Muriel Sánchez es una extraordinaria actriz. Realizó una interpretación sensacional el año pasado en «Hablando”, una obra oscura y magnífica en la que encarnaba a Ella, un personaje que pasaba de la aspereza y cierta prepotencia al más profundo dolor, y en 2009 aportó hermosura, gracia y talento a «La Estrella de Sevilla”, de Lope de Vega, que, entre otros sitios, estuvo en el Festival de Niebla (Huelva). En «Medida por Medida”, Muriel Sánchez pasa de novicia a desmelenarse finalmente como cantante –canta muy bien-, salta de la sobrecogedora virtud de la novicia que cubre su rostro con un velo a soltarse el melenón rubio delante del duque, señor de todo y de todos, revestida ya de feminismo y de una valentía ante la vida que hubiera hecho que a su personaje le guiñara un ojo de manera cómplice el propio Shakespeare.

Muriel Sánchez es, pues, el principal atractivo de esta versión, más que libre libérrima, de «Medida por Medida”, un texto –difícil de encontrar en librerías- de William Shakespeare, que oscila entre la comedia y la tragedia. El director, Emilio del Valle, ha introducido música en directo, que toca acertadamente Nacho Vera, y ha aportado muchas expresiones y alguna situación de la época actual, aunque el fondo de la obra original –la corrupción, la cada vez más extendida podredumbre social- se conserva vivísima en un autor, William Shakespeare, el mayor poeta de todos los tiempos, que leyó el alma humana como nadie.

La acción transcurre en una Viena dominada por el sexo, en la que los hombres van de burdel en burdel entre frases como: «A las primas se les arrima y a las primas hermanas con más ganas”. De modo que el duque delega temporalmente el poder en Angelo, un inquisidor presuntamente incorruptible. «El alma noble solo se prueba con actos nobles”, le dice.

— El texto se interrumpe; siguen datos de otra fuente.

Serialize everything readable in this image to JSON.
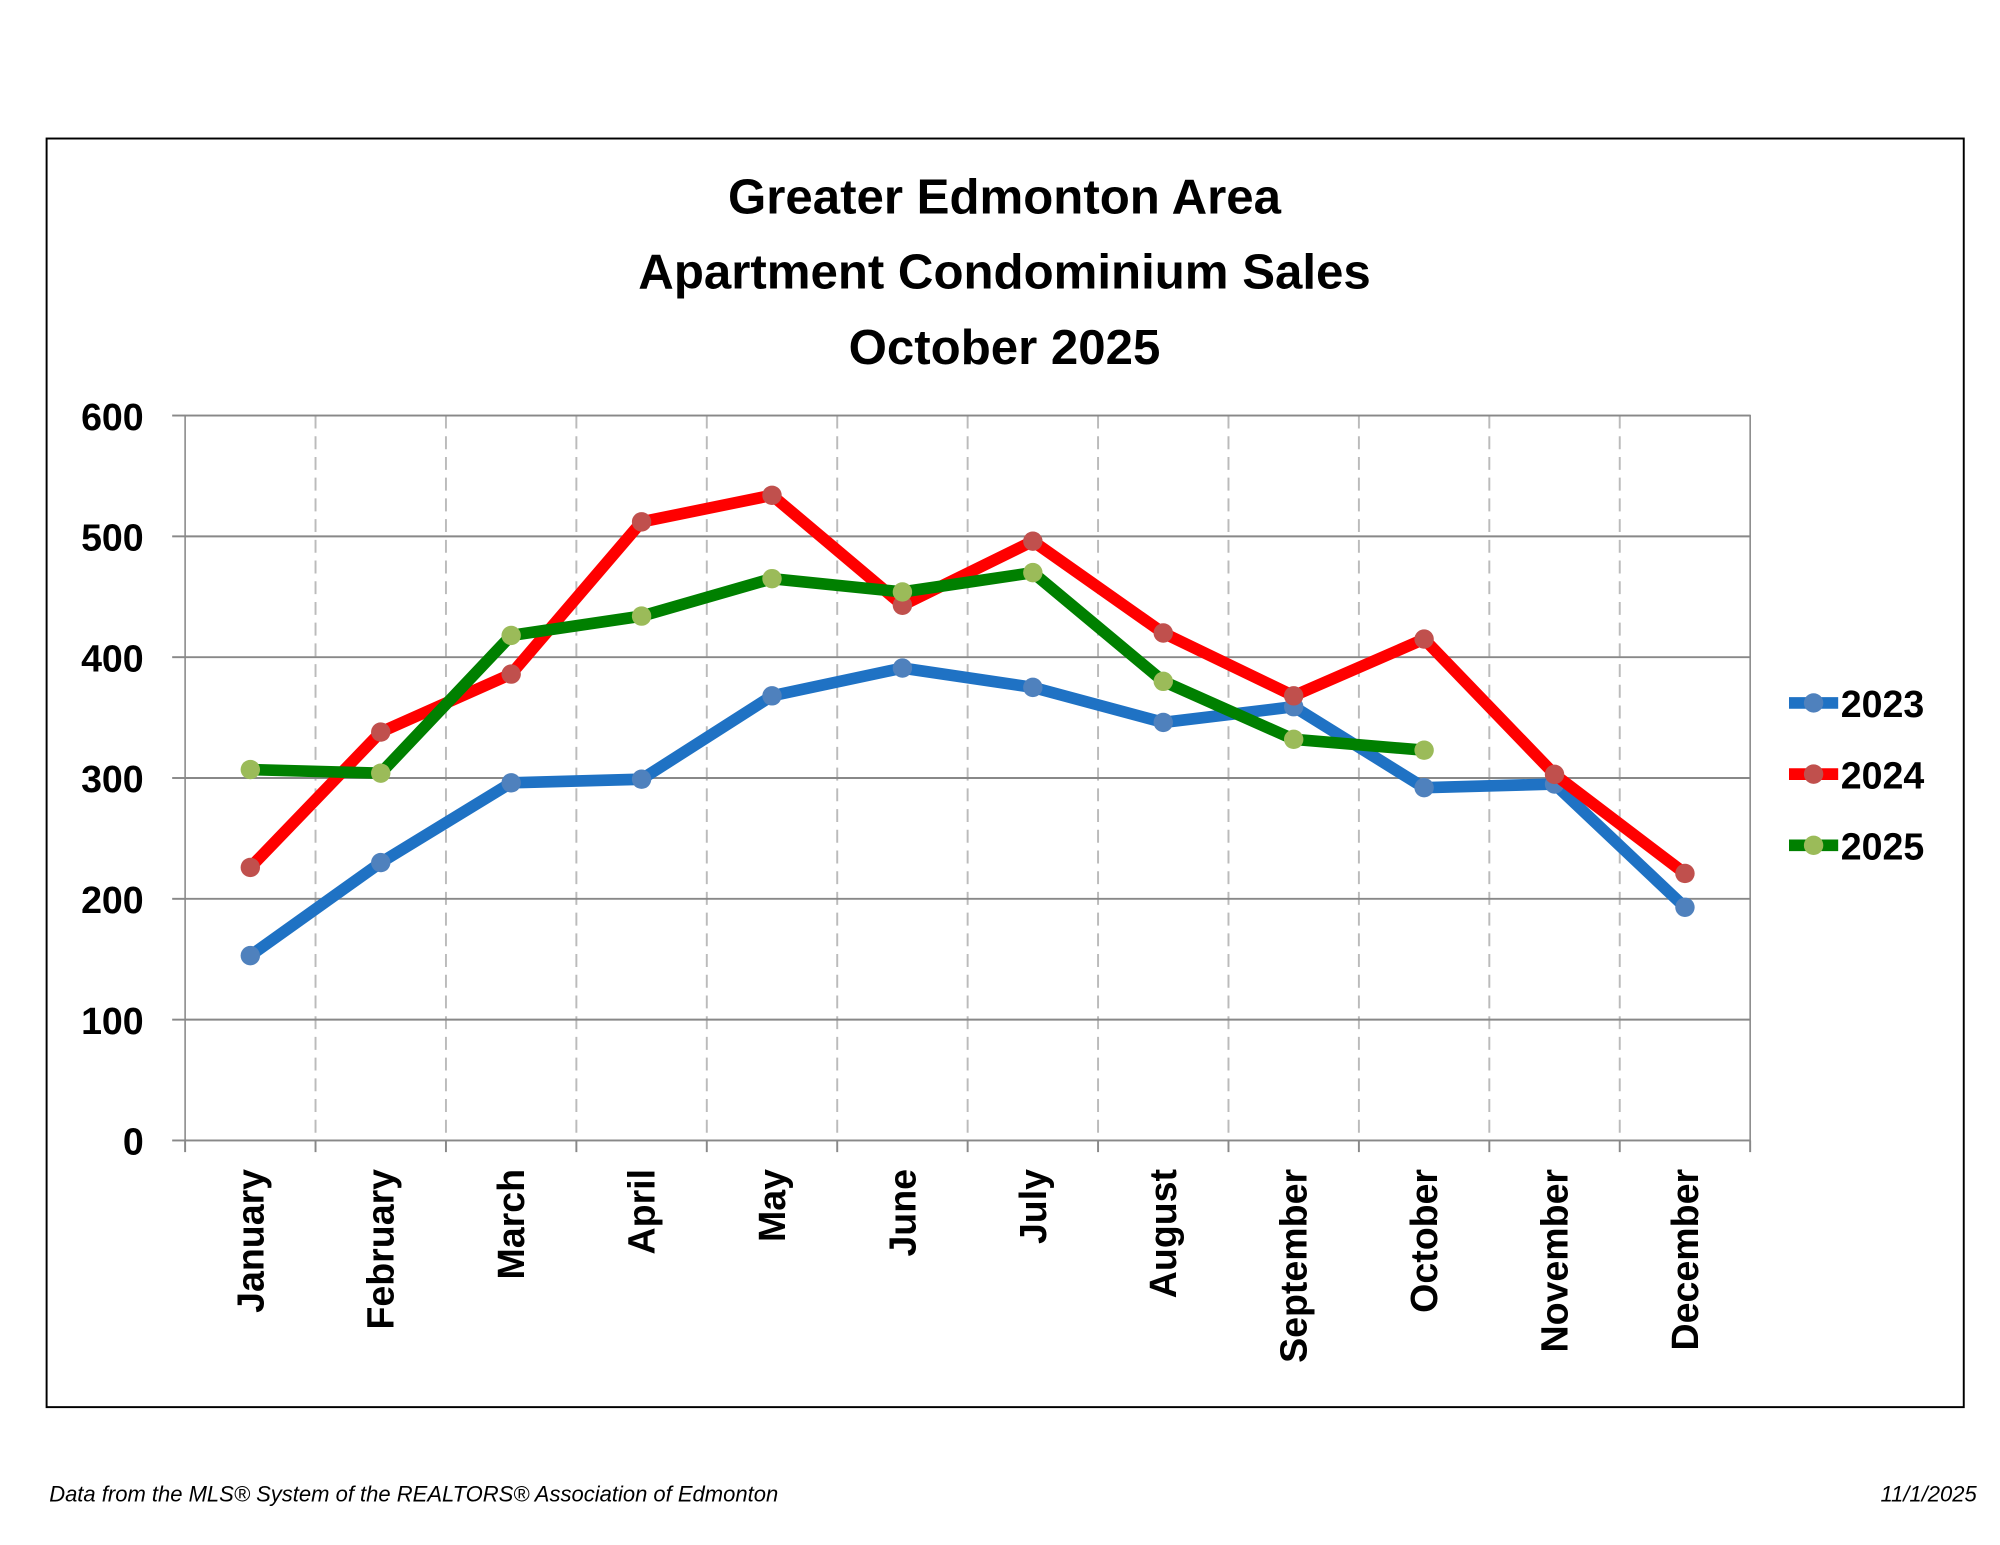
{
  "chart_data": {
    "type": "line",
    "title": [
      "Greater Edmonton Area",
      "Apartment Condominium Sales",
      "October 2025"
    ],
    "categories": [
      "January",
      "February",
      "March",
      "April",
      "May",
      "June",
      "July",
      "August",
      "September",
      "October",
      "November",
      "December"
    ],
    "series": [
      {
        "name": "2023",
        "color": "#1f72c4",
        "marker_color": "#4f81bd",
        "values": [
          153,
          230,
          296,
          299,
          368,
          391,
          375,
          346,
          359,
          292,
          295,
          193
        ]
      },
      {
        "name": "2024",
        "color": "#ff0000",
        "marker_color": "#c0504d",
        "values": [
          226,
          338,
          386,
          512,
          534,
          443,
          496,
          420,
          368,
          415,
          303,
          221
        ]
      },
      {
        "name": "2025",
        "color": "#008000",
        "marker_color": "#9bbb59",
        "values": [
          307,
          304,
          418,
          434,
          465,
          454,
          470,
          380,
          332,
          323,
          null,
          null
        ]
      }
    ],
    "ylim": [
      0,
      600
    ],
    "yticks": [
      0,
      100,
      200,
      300,
      400,
      500,
      600
    ],
    "grid": true,
    "legend": "right",
    "footer_left": "Data from the MLS® System of the REALTORS® Association of Edmonton",
    "footer_right": "11/1/2025"
  }
}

Pero Angelo también caerá en la lujuria. En una lujuria cruel. Emilio del Valle ha potenciado lo que de juego hay en la obra. El ritmo, las conversaciones a gritos, los equívocos, el desmedido afán por el aroma de una mujer. Un afán que el duque considera que debe tener freno. Y ahí está el personaje de Isabel (Muriel Sánchez) para conseguirlo. Para dignificar a las mujeres y reivindicar la justicia. Muriel Sánchez es una excelente actriz, decíamos.